In particular, IDOS advises the Federal Ministry for Economic Cooperation and Development (BMZ) and other federal ministries, the Bundestag, the European institutions, international organisations, German public institutions involved in development cooperation, and other policy-shaping institutions and networks.

In addition, research cooperation with African think tanks is being systematically expanded; the T20 Africa Standing Group, co-founded by IDOS, plays a central role in this.

== Training programmes ==
IDOS runs three academies which shape dialogue processes that allow for a joint definition of problems and the envisioning, negotiating and shaping of sustainable futures, bringing together actors from different world regions, sectors and social groups.

- The Postgraduate Programme for Sustainability Cooperation (PGP) equips graduates for demanding tasks in German and European organisations of international cooperation for sustainable development.
- The Managing Global Governance (MGG) Programme is an innovative platform providing state and non-governmental stakeholders from emerging economies and Europe with the opportunity to receive training and engage in knowledge partnerships and policy dialogue.
- The Shaping Futures Academy is an innovative training and dialogue programme geared to early-career researchers from African partner countries.

== Publication series ==
The Institute publishes its own series of publications in which IDOS researchers and guest authors regularly share their latest research findings and views on the latest developments and issues in international development policy.

- The current column
- Policy Brief
- Discussion Paper
- Studies
- a monthly newsletter

== Library and Documentation ==
IDOS has a specialist academic library that is open to the public.

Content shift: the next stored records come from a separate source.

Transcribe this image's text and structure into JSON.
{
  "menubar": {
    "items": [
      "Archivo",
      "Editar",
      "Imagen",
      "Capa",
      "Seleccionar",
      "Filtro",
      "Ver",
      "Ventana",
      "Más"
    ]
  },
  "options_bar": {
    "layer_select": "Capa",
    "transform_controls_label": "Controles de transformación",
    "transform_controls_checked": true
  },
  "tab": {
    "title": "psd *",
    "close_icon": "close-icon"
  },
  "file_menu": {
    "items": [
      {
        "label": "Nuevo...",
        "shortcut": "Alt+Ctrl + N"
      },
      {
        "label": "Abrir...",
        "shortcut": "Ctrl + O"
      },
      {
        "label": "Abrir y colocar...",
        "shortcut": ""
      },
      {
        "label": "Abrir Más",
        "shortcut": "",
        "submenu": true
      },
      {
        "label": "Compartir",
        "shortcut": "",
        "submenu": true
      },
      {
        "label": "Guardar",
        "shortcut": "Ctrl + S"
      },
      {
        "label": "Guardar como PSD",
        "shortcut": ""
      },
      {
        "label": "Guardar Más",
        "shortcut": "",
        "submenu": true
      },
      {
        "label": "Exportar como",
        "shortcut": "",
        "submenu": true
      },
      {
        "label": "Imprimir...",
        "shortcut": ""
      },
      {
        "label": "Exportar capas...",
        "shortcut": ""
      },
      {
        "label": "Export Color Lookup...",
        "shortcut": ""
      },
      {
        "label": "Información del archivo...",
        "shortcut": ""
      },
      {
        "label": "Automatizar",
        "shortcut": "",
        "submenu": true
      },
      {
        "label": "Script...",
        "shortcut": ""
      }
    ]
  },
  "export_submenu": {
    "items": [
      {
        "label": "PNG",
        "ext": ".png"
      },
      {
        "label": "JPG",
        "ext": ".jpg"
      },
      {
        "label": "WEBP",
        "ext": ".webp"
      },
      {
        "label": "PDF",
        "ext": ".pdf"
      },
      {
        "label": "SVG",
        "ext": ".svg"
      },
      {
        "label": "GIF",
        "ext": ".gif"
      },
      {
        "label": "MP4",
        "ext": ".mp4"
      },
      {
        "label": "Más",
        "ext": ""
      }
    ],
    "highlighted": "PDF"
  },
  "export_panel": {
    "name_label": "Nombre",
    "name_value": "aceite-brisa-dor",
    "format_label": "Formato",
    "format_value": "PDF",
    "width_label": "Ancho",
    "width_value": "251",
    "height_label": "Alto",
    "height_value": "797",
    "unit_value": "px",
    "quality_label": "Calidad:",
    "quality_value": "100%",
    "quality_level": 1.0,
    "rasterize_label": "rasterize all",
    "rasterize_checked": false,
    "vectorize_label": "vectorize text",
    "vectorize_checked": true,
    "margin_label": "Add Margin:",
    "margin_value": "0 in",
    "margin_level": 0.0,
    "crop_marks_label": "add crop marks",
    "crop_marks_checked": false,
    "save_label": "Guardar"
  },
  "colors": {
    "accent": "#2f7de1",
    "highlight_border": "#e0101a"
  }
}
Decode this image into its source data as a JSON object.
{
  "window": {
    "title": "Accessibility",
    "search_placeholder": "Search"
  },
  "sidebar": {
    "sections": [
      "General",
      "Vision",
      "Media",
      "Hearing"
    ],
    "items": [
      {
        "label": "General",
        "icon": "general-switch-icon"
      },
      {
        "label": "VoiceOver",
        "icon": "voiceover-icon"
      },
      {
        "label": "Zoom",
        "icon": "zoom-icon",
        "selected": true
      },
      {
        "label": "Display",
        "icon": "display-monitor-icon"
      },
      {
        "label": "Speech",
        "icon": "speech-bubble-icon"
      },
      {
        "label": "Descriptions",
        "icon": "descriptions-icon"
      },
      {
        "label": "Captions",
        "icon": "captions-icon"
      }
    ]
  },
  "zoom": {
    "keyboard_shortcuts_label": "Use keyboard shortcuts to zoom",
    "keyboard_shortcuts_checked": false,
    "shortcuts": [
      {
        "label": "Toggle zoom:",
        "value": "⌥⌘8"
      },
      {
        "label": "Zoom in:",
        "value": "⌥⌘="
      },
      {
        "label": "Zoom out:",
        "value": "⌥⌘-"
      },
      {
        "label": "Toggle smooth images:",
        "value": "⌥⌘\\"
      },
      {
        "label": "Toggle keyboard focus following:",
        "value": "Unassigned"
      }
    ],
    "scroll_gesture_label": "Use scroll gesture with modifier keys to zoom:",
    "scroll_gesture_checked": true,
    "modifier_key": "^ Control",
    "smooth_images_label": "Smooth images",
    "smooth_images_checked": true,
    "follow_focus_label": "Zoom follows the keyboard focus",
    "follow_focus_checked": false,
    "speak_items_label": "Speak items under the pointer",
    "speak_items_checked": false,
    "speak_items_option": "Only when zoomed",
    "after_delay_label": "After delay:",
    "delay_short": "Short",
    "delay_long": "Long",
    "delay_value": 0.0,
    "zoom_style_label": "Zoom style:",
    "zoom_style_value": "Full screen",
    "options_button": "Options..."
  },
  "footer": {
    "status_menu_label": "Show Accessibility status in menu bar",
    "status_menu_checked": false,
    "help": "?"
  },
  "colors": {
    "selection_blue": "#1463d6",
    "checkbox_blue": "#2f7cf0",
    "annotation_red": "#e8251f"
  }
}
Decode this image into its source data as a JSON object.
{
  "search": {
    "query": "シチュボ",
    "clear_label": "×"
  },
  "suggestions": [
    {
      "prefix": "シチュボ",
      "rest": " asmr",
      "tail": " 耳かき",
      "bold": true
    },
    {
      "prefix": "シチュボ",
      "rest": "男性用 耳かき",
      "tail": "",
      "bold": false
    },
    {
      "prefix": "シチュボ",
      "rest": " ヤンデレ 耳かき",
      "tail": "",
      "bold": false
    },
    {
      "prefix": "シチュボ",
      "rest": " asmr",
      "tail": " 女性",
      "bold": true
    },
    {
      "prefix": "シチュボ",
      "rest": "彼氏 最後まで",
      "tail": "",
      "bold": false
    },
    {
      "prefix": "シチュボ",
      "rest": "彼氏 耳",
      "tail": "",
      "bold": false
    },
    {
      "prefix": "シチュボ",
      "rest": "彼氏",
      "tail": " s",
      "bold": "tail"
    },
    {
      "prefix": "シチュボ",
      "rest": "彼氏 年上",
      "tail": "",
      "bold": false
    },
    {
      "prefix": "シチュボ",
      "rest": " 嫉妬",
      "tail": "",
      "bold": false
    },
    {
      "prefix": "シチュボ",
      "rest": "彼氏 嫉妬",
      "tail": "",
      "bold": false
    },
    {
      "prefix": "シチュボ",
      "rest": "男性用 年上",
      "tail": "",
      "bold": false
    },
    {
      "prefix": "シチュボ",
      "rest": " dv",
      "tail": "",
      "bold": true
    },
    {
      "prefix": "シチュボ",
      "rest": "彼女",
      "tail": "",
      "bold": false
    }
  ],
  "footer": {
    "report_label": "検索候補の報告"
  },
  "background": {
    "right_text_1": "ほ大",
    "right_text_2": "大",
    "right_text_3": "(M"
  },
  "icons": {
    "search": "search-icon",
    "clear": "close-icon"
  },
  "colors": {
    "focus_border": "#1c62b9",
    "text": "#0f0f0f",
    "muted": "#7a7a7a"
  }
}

It does not have a defined collection mandate, but supports the Institute’s researchers by providing literature on a project-by-project basis. The collection comprises around 20,000 printed volumes, as well as electronic access to numerous databases, journal bundles and individual titles in the fields of development cooperation, international relations and politics, global public policy, global and sustainable development, and area studies. The IDOS library is also part of the ‘Specialist Information Network for International Relations and Area Studies’ and is helping to develop the ‘World Affairs Online’ database, a database covering issues relating to international relations and area studies.